Faisal Basri: Jika Indonesia Resesi, Pemerintah Cuma Punya Solusi yakni Berutang

| 21 Jul 2020 09:40
Faisal Basri: Jika Indonesia Resesi, Pemerintah Cuma Punya Solusi yakni Berutang
Faisal Basri (Katadata)

ERA.id - Indonesia harus bersiap menghadapi resesi ekonomi jika pertumbuhan ekonomi nasional di triwulan III 2020, negatif atau terkontraksi akibat pandemi COVID-19. Solusi untuk bertahan adalah pemerintah mesti berutang.

Ekonom senior Universitas Indonesia, Faisal Basri yang menyimpulkannya. Faisal mengatakan, jika selama ini masyarakat bisa menabung, maka negara tidak perlu banyak membantu ketika resesi terjadi.

Namun sayangnya, masih sangat banyak masyarakat Indonesia yang hidupnya kekurangan. Sehingga pemerintah perlu banyak berkontribusi memberikan jaminan sosial untuk menggerakan roda ekonomi.

"Mau tidak mau, negara harus di depan," ujar Faisal yang dikutip dari video di Narasi Newsroom, Senin (20/7/2020).

Dia lantas mencontohkan, stimulus ekonomi yang bisa diberikan pemerintah bagi masyarakat salah satunya adalah memberikan bantuan kepada UMKM dengan cara meringankan kredit.

Opsinya, kredit yang dimiliki oleh pelaku UMKM tidak perlu dibayarkan selama enam bulan, atau seluruh bunga kredit ditanggung negara.

Untuk itu, kata Faisal, negara harus punya uang yang dihasilkan dari pajak. Namun, untuk saat ini pemeritah tak bisa banyak berharap, sebab penerimaan negara dari perpajakan terus menurun dari tahun ke tahun.

Karena itu, jalan satu-satunya untuk mendapatkan uang adalah dengan berutang. "Dari mana negara dapat uang, ya dari pajak. Nah, di kita pajaknya turun terus. Oleh karena itu, solusinya cuma satu, negara harus utang," ujar Faisal Basri.

Faisal sendiri memprediksi pertumbuhan ekonomi dalam negeri akan minus di triwulan II akibat penyebaran Covid-19 yang masih tinggi.

Ia melanjutkan, jika dalam dua triwulan berturut-turut, yaitu triwulan II dan triwulan III, pertumbuhan ekonomi terkontraksi, maka sudah dapat dipastikan Indonesia masuk dalam masa resesi.

Akibat dari resesi yang paling terasa, kata Faisal, adalah banyaknya perusahaan yang mengalami kebangkrutan dan berefek domino pada berkurangnya tenaga kerja akibat pemutusan hubungan kerja (PHK).

"Akibat pengangguran melonjak, maka daya beli menurun.
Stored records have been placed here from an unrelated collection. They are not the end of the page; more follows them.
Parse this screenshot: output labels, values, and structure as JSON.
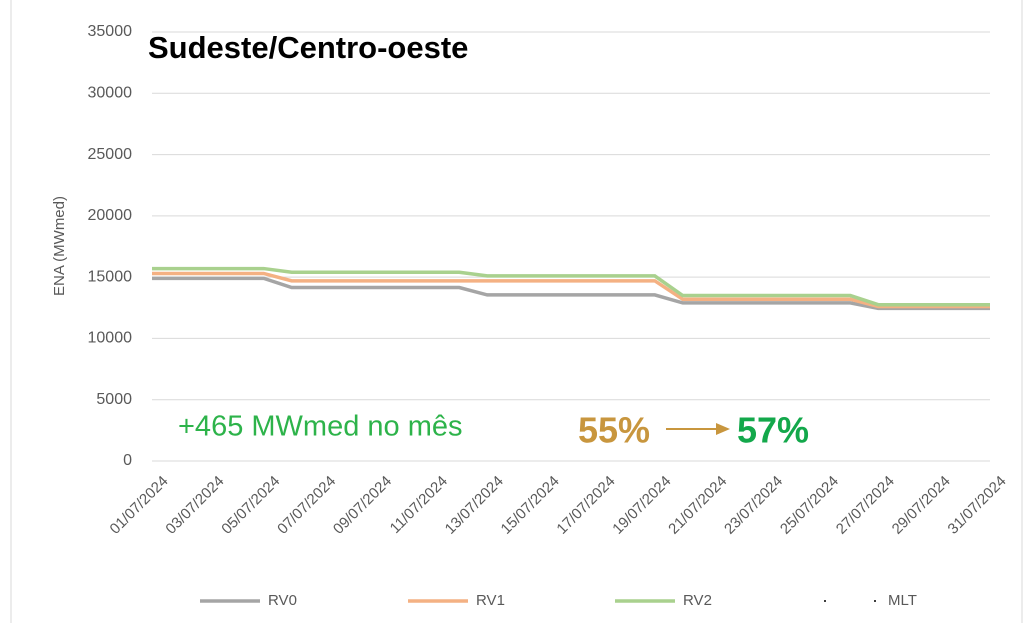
{
  "chart_data": {
    "type": "line",
    "title": "Sudeste/Centro-oeste",
    "y_label": "ENA (MWmed)",
    "categories": [
      "01/07/2024",
      null,
      "03/07/2024",
      null,
      "05/07/2024",
      null,
      "07/07/2024",
      null,
      "09/07/2024",
      null,
      "11/07/2024",
      null,
      "13/07/2024",
      null,
      "15/07/2024",
      null,
      "17/07/2024",
      null,
      "19/07/2024",
      null,
      "21/07/2024",
      null,
      "23/07/2024",
      null,
      "25/07/2024",
      null,
      "27/07/2024",
      null,
      "29/07/2024",
      null,
      "31/07/2024"
    ],
    "series": [
      {
        "name": "RV0",
        "color": "#a5a5a5",
        "values": [
          14900,
          14900,
          14900,
          14900,
          14900,
          14150,
          14150,
          14150,
          14150,
          14150,
          14150,
          14150,
          13550,
          13550,
          13550,
          13550,
          13550,
          13550,
          13550,
          12900,
          12900,
          12900,
          12900,
          12900,
          12900,
          12900,
          12450,
          12450,
          12450,
          12450,
          12450
        ]
      },
      {
        "name": "RV1",
        "color": "#f4b183",
        "values": [
          15300,
          15300,
          15300,
          15300,
          15300,
          14700,
          14700,
          14700,
          14700,
          14700,
          14700,
          14700,
          14700,
          14700,
          14700,
          14700,
          14700,
          14700,
          14700,
          13200,
          13200,
          13200,
          13200,
          13200,
          13200,
          13200,
          12600,
          12600,
          12600,
          12600,
          12600
        ]
      },
      {
        "name": "RV2",
        "color": "#a9d18e",
        "values": [
          15700,
          15700,
          15700,
          15700,
          15700,
          15400,
          15400,
          15400,
          15400,
          15400,
          15400,
          15400,
          15100,
          15100,
          15100,
          15100,
          15100,
          15100,
          15100,
          13500,
          13500,
          13500,
          13500,
          13500,
          13500,
          13500,
          12750,
          12750,
          12750,
          12750,
          12750
        ]
      },
      {
        "name": "MLT",
        "color": "#000000",
        "values": [
          null,
          null,
          null,
          null,
          null,
          null,
          null,
          null,
          null,
          null,
          null,
          null,
          null,
          null,
          null,
          null,
          null,
          null,
          null,
          null,
          null,
          null,
          null,
          null,
          null,
          null,
          null,
          null,
          null,
          null,
          null
        ]
      }
    ],
    "ylim": [
      0,
      35000
    ],
    "yticks": [
      0,
      5000,
      10000,
      15000,
      20000,
      25000,
      30000,
      35000
    ],
    "grid": true,
    "legend": "bottom",
    "annotations": {
      "gain": "+465 MWmed no mês",
      "from": "55%",
      "to": "57%"
    }
  }
}
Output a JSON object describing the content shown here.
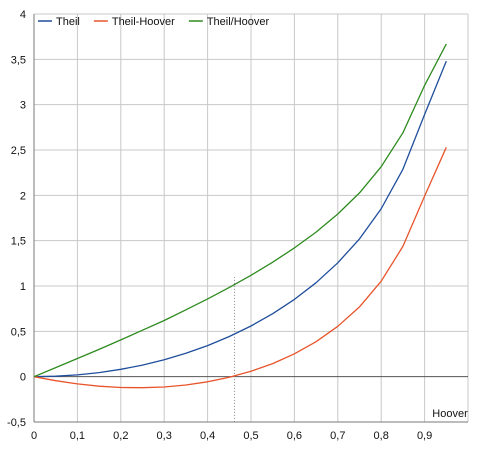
{
  "chart_data": {
    "type": "line",
    "title": "",
    "xlabel": "Hoover",
    "ylabel": "",
    "xlim": [
      0,
      1
    ],
    "ylim": [
      -0.5,
      4
    ],
    "x_ticks": [
      0,
      0.1,
      0.2,
      0.3,
      0.4,
      0.5,
      0.6,
      0.7,
      0.8,
      0.9
    ],
    "x_tick_labels": [
      "0",
      "0,1",
      "0,2",
      "0,3",
      "0,4",
      "0,5",
      "0,6",
      "0,7",
      "0,8",
      "0,9"
    ],
    "y_ticks": [
      -0.5,
      0,
      0.5,
      1,
      1.5,
      2,
      2.5,
      3,
      3.5,
      4
    ],
    "y_tick_labels": [
      "-0,5",
      "0",
      "0,5",
      "1",
      "1,5",
      "2",
      "2,5",
      "3",
      "3,5",
      "4"
    ],
    "grid": true,
    "legend_position": "top-left",
    "reference_line_x": 0.462,
    "series": [
      {
        "name": "Theil",
        "color": "#1f4e9c",
        "x": [
          0,
          0.05,
          0.1,
          0.15,
          0.2,
          0.25,
          0.3,
          0.35,
          0.4,
          0.45,
          0.5,
          0.55,
          0.6,
          0.65,
          0.7,
          0.75,
          0.8,
          0.85,
          0.9,
          0.95
        ],
        "values": [
          0,
          0.005,
          0.02,
          0.045,
          0.081,
          0.128,
          0.186,
          0.258,
          0.343,
          0.443,
          0.559,
          0.694,
          0.852,
          1.036,
          1.256,
          1.52,
          1.853,
          2.287,
          2.892,
          3.48
        ]
      },
      {
        "name": "Theil-Hoover",
        "color": "#e8542a",
        "x": [
          0,
          0.05,
          0.1,
          0.15,
          0.2,
          0.25,
          0.3,
          0.35,
          0.4,
          0.45,
          0.5,
          0.55,
          0.6,
          0.65,
          0.7,
          0.75,
          0.8,
          0.85,
          0.9,
          0.95
        ],
        "values": [
          0,
          -0.045,
          -0.08,
          -0.105,
          -0.119,
          -0.122,
          -0.114,
          -0.092,
          -0.057,
          -0.007,
          0.059,
          0.144,
          0.252,
          0.386,
          0.556,
          0.77,
          1.053,
          1.437,
          1.992,
          2.53
        ]
      },
      {
        "name": "Theil/Hoover",
        "color": "#2e8b1f",
        "x": [
          0,
          0.05,
          0.1,
          0.15,
          0.2,
          0.25,
          0.3,
          0.35,
          0.4,
          0.45,
          0.5,
          0.55,
          0.6,
          0.65,
          0.7,
          0.75,
          0.8,
          0.85,
          0.9,
          0.95
        ],
        "values": [
          0,
          0.1,
          0.2,
          0.301,
          0.405,
          0.512,
          0.62,
          0.737,
          0.858,
          0.985,
          1.118,
          1.262,
          1.42,
          1.594,
          1.794,
          2.027,
          2.316,
          2.69,
          3.213,
          3.67
        ]
      }
    ]
  }
}
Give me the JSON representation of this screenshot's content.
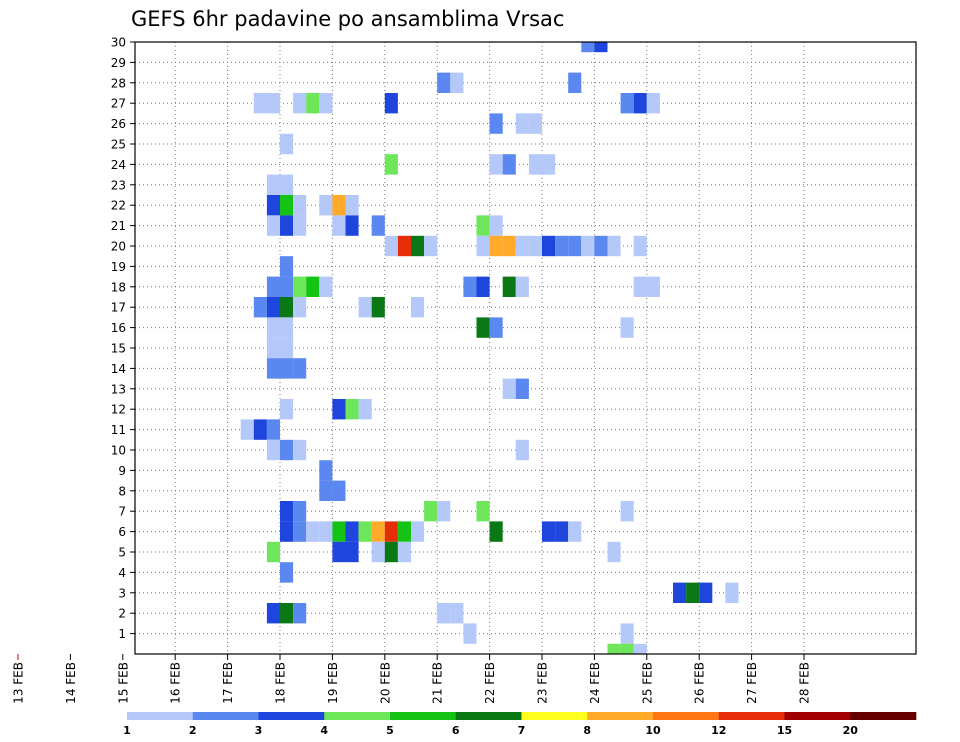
{
  "chart_data": {
    "type": "heatmap",
    "title": "GEFS 6hr padavine po ansamblima Vrsac",
    "x_categories": [
      "13 FEB",
      "14 FEB",
      "15 FEB",
      "16 FEB",
      "17 FEB",
      "18 FEB",
      "19 FEB",
      "20 FEB",
      "21 FEB",
      "22 FEB",
      "23 FEB",
      "24 FEB",
      "25 FEB",
      "26 FEB",
      "27 FEB",
      "28 FEB"
    ],
    "y_ticks": [
      1,
      2,
      3,
      4,
      5,
      6,
      7,
      8,
      9,
      10,
      11,
      12,
      13,
      14,
      15,
      16,
      17,
      18,
      19,
      20,
      21,
      22,
      23,
      24,
      25,
      26,
      27,
      28,
      29,
      30
    ],
    "ylim": [
      0,
      30
    ],
    "x_step_hours": 6,
    "grid": true,
    "colorbar": {
      "labels": [
        "1",
        "2",
        "3",
        "4",
        "5",
        "6",
        "7",
        "8",
        "10",
        "12",
        "15",
        "20"
      ],
      "colors": [
        "#b4c8fa",
        "#5a87f0",
        "#1e46dc",
        "#6ee65a",
        "#14c314",
        "#0a7814",
        "#ffff1e",
        "#ffaa28",
        "#ff7814",
        "#e62d0a",
        "#a00000",
        "#640000"
      ]
    },
    "cells": [
      {
        "member": 30,
        "step": 23,
        "level": 1
      },
      {
        "member": 30,
        "step": 24,
        "level": 2
      },
      {
        "member": 28,
        "step": 12,
        "level": 1
      },
      {
        "member": 28,
        "step": 13,
        "level": 0
      },
      {
        "member": 28,
        "step": 22,
        "level": 1
      },
      {
        "member": 28,
        "step": 60,
        "level": 1
      },
      {
        "member": 27,
        "step": -2,
        "level": 0
      },
      {
        "member": 27,
        "step": -1,
        "level": 0
      },
      {
        "member": 27,
        "step": 1,
        "level": 0
      },
      {
        "member": 27,
        "step": 2,
        "level": 3
      },
      {
        "member": 27,
        "step": 3,
        "level": 0
      },
      {
        "member": 27,
        "step": 8,
        "level": 2
      },
      {
        "member": 27,
        "step": 26,
        "level": 1
      },
      {
        "member": 27,
        "step": 27,
        "level": 2
      },
      {
        "member": 27,
        "step": 28,
        "level": 0
      },
      {
        "member": 26,
        "step": 16,
        "level": 1
      },
      {
        "member": 26,
        "step": 18,
        "level": 0
      },
      {
        "member": 26,
        "step": 19,
        "level": 0
      },
      {
        "member": 25,
        "step": 0,
        "level": 0
      },
      {
        "member": 24,
        "step": 8,
        "level": 3
      },
      {
        "member": 24,
        "step": 16,
        "level": 0
      },
      {
        "member": 24,
        "step": 17,
        "level": 1
      },
      {
        "member": 24,
        "step": 19,
        "level": 0
      },
      {
        "member": 24,
        "step": 20,
        "level": 0
      },
      {
        "member": 23,
        "step": -1,
        "level": 0
      },
      {
        "member": 23,
        "step": 0,
        "level": 0
      },
      {
        "member": 22,
        "step": -1,
        "level": 2
      },
      {
        "member": 22,
        "step": 0,
        "level": 4
      },
      {
        "member": 22,
        "step": 1,
        "level": 0
      },
      {
        "member": 22,
        "step": 3,
        "level": 0
      },
      {
        "member": 22,
        "step": 4,
        "level": 7
      },
      {
        "member": 22,
        "step": 5,
        "level": 0
      },
      {
        "member": 21,
        "step": -1,
        "level": 0
      },
      {
        "member": 21,
        "step": 0,
        "level": 2
      },
      {
        "member": 21,
        "step": 1,
        "level": 0
      },
      {
        "member": 21,
        "step": 4,
        "level": 0
      },
      {
        "member": 21,
        "step": 5,
        "level": 2
      },
      {
        "member": 21,
        "step": 7,
        "level": 1
      },
      {
        "member": 21,
        "step": 15,
        "level": 3
      },
      {
        "member": 21,
        "step": 16,
        "level": 0
      },
      {
        "member": 20,
        "step": 8,
        "level": 0
      },
      {
        "member": 20,
        "step": 9,
        "level": 9
      },
      {
        "member": 20,
        "step": 10,
        "level": 5
      },
      {
        "member": 20,
        "step": 11,
        "level": 0
      },
      {
        "member": 20,
        "step": 15,
        "level": 0
      },
      {
        "member": 20,
        "step": 16,
        "level": 7
      },
      {
        "member": 20,
        "step": 17,
        "level": 7
      },
      {
        "member": 20,
        "step": 18,
        "level": 0
      },
      {
        "member": 20,
        "step": 19,
        "level": 0
      },
      {
        "member": 20,
        "step": 20,
        "level": 2
      },
      {
        "member": 20,
        "step": 21,
        "level": 1
      },
      {
        "member": 20,
        "step": 22,
        "level": 1
      },
      {
        "member": 20,
        "step": 23,
        "level": 0
      },
      {
        "member": 20,
        "step": 24,
        "level": 1
      },
      {
        "member": 20,
        "step": 25,
        "level": 0
      },
      {
        "member": 20,
        "step": 27,
        "level": 0
      },
      {
        "member": 20,
        "step": 60,
        "level": 0
      },
      {
        "member": 19,
        "step": 0,
        "level": 1
      },
      {
        "member": 18,
        "step": -1,
        "level": 1
      },
      {
        "member": 18,
        "step": 0,
        "level": 1
      },
      {
        "member": 18,
        "step": 1,
        "level": 3
      },
      {
        "member": 18,
        "step": 2,
        "level": 4
      },
      {
        "member": 18,
        "step": 3,
        "level": 0
      },
      {
        "member": 18,
        "step": 14,
        "level": 1
      },
      {
        "member": 18,
        "step": 15,
        "level": 2
      },
      {
        "member": 18,
        "step": 17,
        "level": 5
      },
      {
        "member": 18,
        "step": 18,
        "level": 0
      },
      {
        "member": 18,
        "step": 27,
        "level": 0
      },
      {
        "member": 18,
        "step": 28,
        "level": 0
      },
      {
        "member": 17,
        "step": -2,
        "level": 1
      },
      {
        "member": 17,
        "step": -1,
        "level": 2
      },
      {
        "member": 17,
        "step": 0,
        "level": 5
      },
      {
        "member": 17,
        "step": 1,
        "level": 0
      },
      {
        "member": 17,
        "step": 6,
        "level": 0
      },
      {
        "member": 17,
        "step": 7,
        "level": 5
      },
      {
        "member": 17,
        "step": 10,
        "level": 0
      },
      {
        "member": 16,
        "step": -1,
        "level": 0
      },
      {
        "member": 16,
        "step": 0,
        "level": 0
      },
      {
        "member": 16,
        "step": 15,
        "level": 5
      },
      {
        "member": 16,
        "step": 16,
        "level": 1
      },
      {
        "member": 16,
        "step": 26,
        "level": 0
      },
      {
        "member": 15,
        "step": -1,
        "level": 0
      },
      {
        "member": 15,
        "step": 0,
        "level": 0
      },
      {
        "member": 14,
        "step": -1,
        "level": 1
      },
      {
        "member": 14,
        "step": 0,
        "level": 1
      },
      {
        "member": 14,
        "step": 1,
        "level": 1
      },
      {
        "member": 13,
        "step": 17,
        "level": 0
      },
      {
        "member": 13,
        "step": 18,
        "level": 1
      },
      {
        "member": 12,
        "step": 0,
        "level": 0
      },
      {
        "member": 12,
        "step": 4,
        "level": 2
      },
      {
        "member": 12,
        "step": 5,
        "level": 3
      },
      {
        "member": 12,
        "step": 6,
        "level": 0
      },
      {
        "member": 11,
        "step": -3,
        "level": 0
      },
      {
        "member": 11,
        "step": -2,
        "level": 2
      },
      {
        "member": 11,
        "step": -1,
        "level": 1
      },
      {
        "member": 10,
        "step": -1,
        "level": 0
      },
      {
        "member": 10,
        "step": 0,
        "level": 1
      },
      {
        "member": 10,
        "step": 1,
        "level": 0
      },
      {
        "member": 10,
        "step": 18,
        "level": 0
      },
      {
        "member": 9,
        "step": 3,
        "level": 1
      },
      {
        "member": 8,
        "step": 3,
        "level": 1
      },
      {
        "member": 8,
        "step": 4,
        "level": 1
      },
      {
        "member": 7,
        "step": 0,
        "level": 2
      },
      {
        "member": 7,
        "step": 1,
        "level": 1
      },
      {
        "member": 7,
        "step": 11,
        "level": 3
      },
      {
        "member": 7,
        "step": 12,
        "level": 0
      },
      {
        "member": 7,
        "step": 15,
        "level": 3
      },
      {
        "member": 7,
        "step": 26,
        "level": 0
      },
      {
        "member": 6,
        "step": 0,
        "level": 2
      },
      {
        "member": 6,
        "step": 1,
        "level": 1
      },
      {
        "member": 6,
        "step": 2,
        "level": 0
      },
      {
        "member": 6,
        "step": 3,
        "level": 0
      },
      {
        "member": 6,
        "step": 4,
        "level": 4
      },
      {
        "member": 6,
        "step": 5,
        "level": 2
      },
      {
        "member": 6,
        "step": 6,
        "level": 3
      },
      {
        "member": 6,
        "step": 7,
        "level": 7
      },
      {
        "member": 6,
        "step": 8,
        "level": 9
      },
      {
        "member": 6,
        "step": 9,
        "level": 4
      },
      {
        "member": 6,
        "step": 10,
        "level": 0
      },
      {
        "member": 6,
        "step": 16,
        "level": 5
      },
      {
        "member": 6,
        "step": 20,
        "level": 2
      },
      {
        "member": 6,
        "step": 21,
        "level": 2
      },
      {
        "member": 6,
        "step": 22,
        "level": 0
      },
      {
        "member": 5,
        "step": -1,
        "level": 3
      },
      {
        "member": 5,
        "step": 4,
        "level": 2
      },
      {
        "member": 5,
        "step": 5,
        "level": 2
      },
      {
        "member": 5,
        "step": 7,
        "level": 0
      },
      {
        "member": 5,
        "step": 8,
        "level": 5
      },
      {
        "member": 5,
        "step": 9,
        "level": 0
      },
      {
        "member": 5,
        "step": 25,
        "level": 0
      },
      {
        "member": 4,
        "step": 0,
        "level": 1
      },
      {
        "member": 3,
        "step": 30,
        "level": 2
      },
      {
        "member": 3,
        "step": 31,
        "level": 5
      },
      {
        "member": 3,
        "step": 32,
        "level": 2
      },
      {
        "member": 3,
        "step": 34,
        "level": 0
      },
      {
        "member": 2,
        "step": -1,
        "level": 2
      },
      {
        "member": 2,
        "step": 0,
        "level": 5
      },
      {
        "member": 2,
        "step": 1,
        "level": 1
      },
      {
        "member": 2,
        "step": 12,
        "level": 0
      },
      {
        "member": 2,
        "step": 13,
        "level": 0
      },
      {
        "member": 1,
        "step": 14,
        "level": 0
      },
      {
        "member": 1,
        "step": 26,
        "level": 0
      },
      {
        "member": 1,
        "step": 60,
        "level": 1
      },
      {
        "member": 0,
        "step": 25,
        "level": 3
      },
      {
        "member": 0,
        "step": 26,
        "level": 3
      },
      {
        "member": 0,
        "step": 27,
        "level": 0
      }
    ]
  }
}
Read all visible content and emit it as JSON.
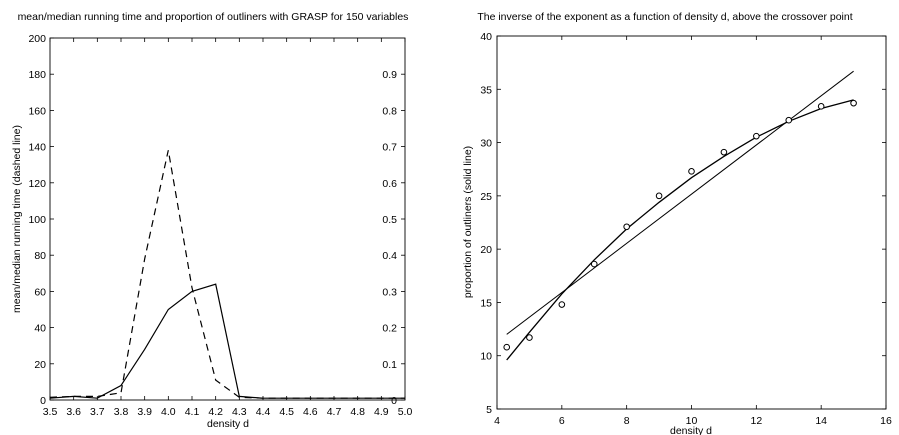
{
  "chart_data": [
    {
      "type": "line",
      "title": "mean/median running time and proportion of outliners with GRASP for 150 variables",
      "xlabel": "density d",
      "ylabel": "mean/median running time (dashed line)",
      "xlim": [
        3.5,
        5.0
      ],
      "ylim": [
        0,
        200
      ],
      "y2lim": [
        0,
        1.0
      ],
      "grid": false,
      "x_ticks": [
        "3.5",
        "3.6",
        "3.7",
        "3.8",
        "3.9",
        "4.0",
        "4.1",
        "4.2",
        "4.3",
        "4.4",
        "4.5",
        "4.6",
        "4.7",
        "4.8",
        "4.9",
        "5.0"
      ],
      "y_ticks": [
        "0",
        "20",
        "40",
        "60",
        "80",
        "100",
        "120",
        "140",
        "160",
        "180",
        "200"
      ],
      "y2_ticks": [
        "0",
        "0.1",
        "0.2",
        "0.3",
        "0.4",
        "0.5",
        "0.6",
        "0.7",
        "0.8",
        "0.9"
      ],
      "series": [
        {
          "style": "dashed",
          "axis": "left",
          "x": [
            3.5,
            3.6,
            3.7,
            3.8,
            3.9,
            4.0,
            4.1,
            4.2,
            4.3,
            4.4,
            4.5,
            4.6,
            4.7,
            4.8,
            4.9,
            5.0
          ],
          "y": [
            1.5,
            2,
            2,
            4,
            78,
            138,
            62,
            11,
            1.5,
            1,
            1,
            1,
            1,
            1,
            1,
            1
          ]
        },
        {
          "style": "solid",
          "axis": "right",
          "x": [
            3.5,
            3.6,
            3.7,
            3.8,
            3.9,
            4.0,
            4.1,
            4.2,
            4.3,
            4.4,
            4.5,
            4.6,
            4.7,
            4.8,
            4.9,
            5.0
          ],
          "y": [
            0.005,
            0.01,
            0.005,
            0.04,
            0.14,
            0.25,
            0.3,
            0.32,
            0.01,
            0.005,
            0.005,
            0.005,
            0.005,
            0.005,
            0.005,
            0.005
          ]
        }
      ]
    },
    {
      "type": "scatter",
      "title": "The inverse of the exponent as a function of density d, above the crossover point",
      "xlabel": "density d",
      "ylabel": "proportion of outliners (solid line)",
      "xlim": [
        4,
        16
      ],
      "ylim": [
        5,
        40
      ],
      "grid": false,
      "x_ticks": [
        "4",
        "6",
        "8",
        "10",
        "12",
        "14",
        "16"
      ],
      "y_ticks": [
        "5",
        "10",
        "15",
        "20",
        "25",
        "30",
        "35",
        "40"
      ],
      "points": {
        "x": [
          4.3,
          5,
          6,
          7,
          8,
          9,
          10,
          11,
          12,
          13,
          14,
          15
        ],
        "y": [
          10.8,
          11.7,
          14.8,
          18.6,
          22.1,
          25.0,
          27.3,
          29.1,
          30.6,
          32.1,
          33.4,
          33.7
        ]
      },
      "lines": [
        {
          "style": "solid",
          "kind": "linear-fit",
          "x": [
            4.3,
            15
          ],
          "y": [
            12.0,
            36.7
          ]
        },
        {
          "style": "solid",
          "kind": "curve-fit",
          "x": [
            4.3,
            5,
            6,
            7,
            8,
            9,
            10,
            11,
            12,
            13,
            14,
            15
          ],
          "y": [
            9.6,
            12.2,
            15.8,
            19.0,
            21.9,
            24.4,
            26.7,
            28.7,
            30.5,
            32.0,
            33.2,
            34.0
          ]
        }
      ]
    }
  ]
}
Ini menyebabkan ekonomi lesu, karena barang tidak terjual, tidak terserap," ucapnya.

Sebelumnya, Badan Pusat Statistik (BPS) Kementerian Keuangan memproyeksi pertumbuhan ekonomi Indonesia di triwulan II akan tumbuh negatif. Badan Kebijakan Fiskal (BKF) Kemenkeu mengestimasikan pertumbuhan ekonomi akan anjlok minus 4,3 persen.

Jika prediksi dari BKF benar, maka pada triwulan II 2020, ekonomi Indonesia akan anjlok dalam. Sebab pada triwulan II 2019, ekonomi Indonesia masih berada di angka 5,05 persen.

Sementara Menteri Keuangan Sri Mulyani Indrawati memperkirakan pertumbuhan ekonomi triwulan II 2020, berkisar minus 5,1 persen hingga minus 3,5 persen, dengan titik tengah minus 4,3 persen.

Sri Mulyani mengatakan kontraksi pada triwulan II terjadi karena penurunan yang cukup tajam di berbagai sektor, mulai dari manufaktur, perdagangan, pertambangan dan juga transportasi. 

Sri Mulyani berujar, tekanan perekonomian pada April dan Mei sangat dalam terjadi akibat COVID-19. Sementara, dampak dari kenormal baru di bulan Juli juga masih sangat sedikit.